UNE OFFENSIVE CONTRE LA FRANCE ET LA FRANCOPHONIE ?

Il ne s’agit pas une blague, loin de là, même le Monde le reportait hier.

Il ne s’agit pas, non plus, d’une offensive contre la France mais d’une
offensive de longue date et de longue haleine contre l’Europe dans son ensemble,
contre le modèle de fonctionnement étatique et administratif que nous nous
sommes donné.

Il s’agit de la mise en oeuvre de manière capillaire de la stratégie de la
langue unique, véhicule de la pensée unique, qui consiste a baisser le niveau de
toutes les langues, non seulement au plan international mais même au plan de
leur propre territoire national, afin de parvenir à faire de l’anglais la «
Lingua franca » au niveau mondial.

Cette stratégie prévoit que, à terme, les Français de Normandie et ceux
d’Alsace, pour se comprendre entre eux, soient contraints d’utiliser l’anglais
parce que chacun, à l’école, apprendra non pas le français mais sa langue locale
et l’anglais. De même pour les Italiens, les Allemands, les Espagnols et ainsi
de suite. C’est d’ailleurs ce qui se passe déjà trop souvent entre les citoyens
des pays latins.

Tout cela est en train d’être mis en place depuis des décennies, l’explosion
de l’Internet ne fait qu’accélérer le processus, rien n’est laissé au hasard,
afin d’atteindre le but on invente même des langues qui n’existent pas.
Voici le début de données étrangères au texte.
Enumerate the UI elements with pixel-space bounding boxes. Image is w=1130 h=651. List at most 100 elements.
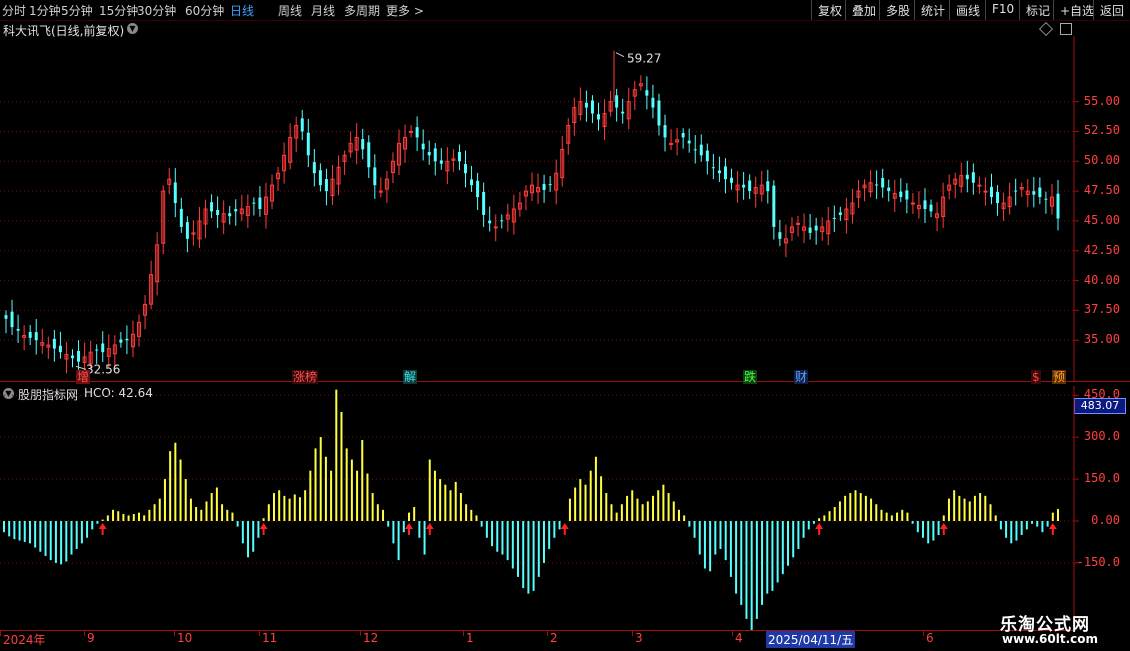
candle-body-down xyxy=(832,217,836,219)
date-tick-label: 11 xyxy=(262,631,278,645)
panel-toggle-icon[interactable] xyxy=(1060,23,1072,35)
date-tick-label: 10 xyxy=(177,631,193,645)
period-tab[interactable]: 更多 > xyxy=(386,2,424,19)
buy-arrow-icon xyxy=(560,523,569,536)
period-tab[interactable]: 月线 xyxy=(311,2,335,19)
indicator-tick-label: -150.0 xyxy=(1076,554,1120,569)
date-tick xyxy=(84,631,85,636)
diamond-icon[interactable] xyxy=(1038,21,1054,37)
period-tab[interactable]: 15分钟 xyxy=(99,2,138,19)
candle-body-down xyxy=(748,180,752,192)
candle-body-up xyxy=(983,190,988,193)
toolbar-button[interactable]: 统计 xyxy=(914,0,949,20)
date-tick xyxy=(732,631,733,636)
candle-body-down xyxy=(687,140,691,144)
price-tick-label: 40.00 xyxy=(1083,272,1120,287)
candle-body-down xyxy=(766,181,770,192)
candle-body-down xyxy=(58,345,62,353)
candle-body-down xyxy=(645,90,649,96)
candle-body-down xyxy=(548,184,552,186)
period-tab[interactable]: 1分钟 xyxy=(29,2,61,19)
indicator-y-axis: 450.0 300.0 150.0 0.00 -150.0 xyxy=(1074,386,1130,630)
candle-body-down xyxy=(101,343,105,353)
event-tag[interactable]: 解 xyxy=(403,370,418,384)
hco-indicator-chart[interactable] xyxy=(0,386,1130,630)
event-tag[interactable]: 涨榜 xyxy=(292,370,319,384)
period-tab[interactable]: 多周期 xyxy=(344,2,380,19)
period-tab[interactable]: 周线 xyxy=(278,2,302,19)
candle-body-down xyxy=(367,142,371,168)
period-tab[interactable]: 60分钟 xyxy=(185,2,224,19)
candle-body-down xyxy=(457,151,461,162)
candle-body-down xyxy=(488,220,492,224)
price-tick-label: 45.00 xyxy=(1083,212,1120,227)
event-tag[interactable]: 跌 xyxy=(743,370,758,384)
date-axis xyxy=(0,630,1074,651)
toolbar-button[interactable]: +自选 xyxy=(1053,0,1094,20)
candle-body-down xyxy=(433,148,437,162)
cursor-date: 2025/04/11/五 xyxy=(766,631,856,648)
high-price-label: 59.27 xyxy=(627,52,661,66)
period-tab[interactable]: 分时 xyxy=(2,2,26,19)
candle-body-down xyxy=(300,118,304,132)
candle-body-down xyxy=(597,114,601,120)
period-tab[interactable]: 5分钟 xyxy=(61,2,93,19)
toolbar-button[interactable]: 多股 xyxy=(879,0,914,20)
candle-body-down xyxy=(439,160,443,164)
high-pointer xyxy=(615,52,625,58)
candle-body-down xyxy=(584,102,588,108)
event-tag[interactable]: $ xyxy=(1031,370,1041,384)
date-tick xyxy=(923,631,924,636)
candle-body-down xyxy=(808,227,812,233)
toolbar-button[interactable]: 返回 xyxy=(1093,0,1130,20)
candle-body-down xyxy=(463,164,467,174)
candle-body-up xyxy=(493,226,498,229)
candle-body-down xyxy=(881,178,885,188)
candle-body-down xyxy=(28,331,32,338)
candle-body-down xyxy=(590,100,594,114)
buy-arrow-icon xyxy=(259,523,268,536)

Il n’y a
pas longtemps un périodique anglais publiait une enquête sur les langues par
laquelle il résultait qu’en Italie sur 60 Millions de citoyens il n’y avait que
26 Millions qui parlaient l’italien, les autres étant considérés locuteurs
d’autres langues ( piémontais, sicilien, sarde, etc.) qui en réalité sont des
dialectes, sans tenir compte du fait que, en tout état de cause, l’italien est
la langue nationale officielle que chaque citoyen apprend à lire et à écrire à
l’école.

La stratégie de domination de l’anglais, dont le British Council est le bras
opérationnel, mise en place (au moins) dès 1962, par les Anglo-Anglo-américains,
a désormais des racines vastes et profondes, un nombre important d’associés et
de collaborateurs très puissants.

En l’absence d’une prise de conscience généralisée et d’une contre-stratégie
intelligente et vigoureuse, de la part de nos gouvernements ainsi que des
institutions européennes, toutes nos langues nationales officielles vont être
dégradées, peu à peu, au niveau des langues régionales et minoritaires au
bénéfice de la langue unique : l’anglais.

Anna Maria Campogrande

A mon avis, c’est une blague, une plaisanterie !

AK

De Francois Asselineau :

Voici une information stupéfiante et scandaleuse à tous les égards

Microsoft France annonce aujourd’hui que, pour la première fois au monde,
elle va lancer une suite de logiciels Office de bureautique bilingue.
Bilingue quoi ?
Bilingue français et alsacien !!!

Voilà quand même une information inouïe.

A qui fera-t-on croire que c’était une urgence de faire une version bilingue
français-alsacien alors qu’il n’existe aucune autre version bilingue ?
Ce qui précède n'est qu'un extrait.